Is Quota Helping to Kill the Family Farm?

Agriculture, Blog, Frontier Centre, Marketing Boards, Regulation, Rural, Uncategorized

Canada’s dairy industry claims that supply management protects the family farm. It ran an information campaign a few years ago where a little red barn blows to dust because of perceived threats from international trade negotiations. The facts tell a different story.

• Table one shows the number of dairy farms is falling dramatically – collapsing from 174,000 dairy farmers in 1968 to 53,000 in 1985. By 2005, the number had fallen a further 70% to 16,224.

• Consolidation has occurred in the rest of agriculture as well, but not at this startling pace. For example, Agriculture and Agri-Food Canada documents state that general farm numbers fell by 11% from 1996 to 2001, a significantly lower rate of decline than dairy.

• A reason why dairy farms are disappearing much faster than in other sectors of agriculture is the cost of quota or the “license” to sell the annual production from one cow. Similar in concept to a taxi shield, it does not include the cost of the cow itself, the barn to feed it, or anything else. This is not the cow itself, the barn to house it, its feed, or anything else – it is just the paper that allows a farmer the ability to access the supply managed system. The quota or license to have a dairy cow in 2005 had risen to an average of over $28,000 per cow (Table 2).

• In economics terms, the value of the quota is calculated by capitalizing the value of the above market returns made possible by legislatively restricting entry into this marketplace.

• Governments originally distributed quota to farmers based on the state of the agriculture market in the early 1970s. Using an average dairy farm of about 60 cows the “value” of quota for an average farm now runs over $1.5 million.

• Plotting the rise in quota value against the decline in dairy farmers one can see that the number of dairy farmers in Canada is declining at a rate that is inversely proportional to the increase in the value of quota.

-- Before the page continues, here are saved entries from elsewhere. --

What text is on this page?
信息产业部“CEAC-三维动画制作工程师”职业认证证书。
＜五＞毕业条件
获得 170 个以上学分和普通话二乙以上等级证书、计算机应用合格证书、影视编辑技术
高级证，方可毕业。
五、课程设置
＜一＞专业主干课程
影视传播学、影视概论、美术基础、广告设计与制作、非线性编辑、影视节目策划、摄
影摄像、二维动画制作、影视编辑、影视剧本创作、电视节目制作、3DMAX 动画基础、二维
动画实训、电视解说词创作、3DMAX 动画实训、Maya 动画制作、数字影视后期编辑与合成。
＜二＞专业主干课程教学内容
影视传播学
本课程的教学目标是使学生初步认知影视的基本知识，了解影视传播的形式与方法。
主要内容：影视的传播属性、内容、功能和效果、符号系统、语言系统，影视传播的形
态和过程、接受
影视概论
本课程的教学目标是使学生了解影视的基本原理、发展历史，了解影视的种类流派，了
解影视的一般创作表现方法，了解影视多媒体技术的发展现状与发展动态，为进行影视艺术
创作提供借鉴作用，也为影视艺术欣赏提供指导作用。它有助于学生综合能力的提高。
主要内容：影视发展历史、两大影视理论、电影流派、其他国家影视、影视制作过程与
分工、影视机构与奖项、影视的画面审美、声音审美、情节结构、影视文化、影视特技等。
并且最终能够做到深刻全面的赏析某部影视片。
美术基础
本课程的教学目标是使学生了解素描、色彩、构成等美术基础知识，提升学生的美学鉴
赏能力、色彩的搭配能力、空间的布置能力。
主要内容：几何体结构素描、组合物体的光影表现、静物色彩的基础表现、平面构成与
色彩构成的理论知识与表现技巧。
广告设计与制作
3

• These figures suggest that the current system is destroying the family farm, not protecting it. The preservation of supply management in dairy is not driving improvements in productivity, but is creating an industry that is uncompetitive on the world stage.

• The high cost of quota is protected by high protective tariffs, 299% on butter for example. According to the dairy farmers themselves (in their arguments against a World Trade Organization agreement), any decrease in the high protective tariffs will result in a flood of dairy imports, putting their production in jeopardy. Farmers who would benefit from free trade in other farm commodities, particularly in western Canada, are collateral damage in the supply management debate, since Canada can’t credibly argue for free trade while supporting protectionist supply management policies.

• These high tariffs also disproportionately impact the poor who spend a higher proportion of their lower incomes on these foods.

• High tariffs required to protect rising quota values are not just degrading the dairy and farm sector’s long run viability but are limiting the development of value added processing in Canada. Why make frozen pizza in Canada when inputs are far cheaper in the U.S.?

• Canada needs to move away from the supply managed system to preserve our domestic industry, stop penalizing the poor, and to encourage valued added industry. If we fail to consider the evidence to date twenty years from now we may realize we have no viable domestic dairy industry.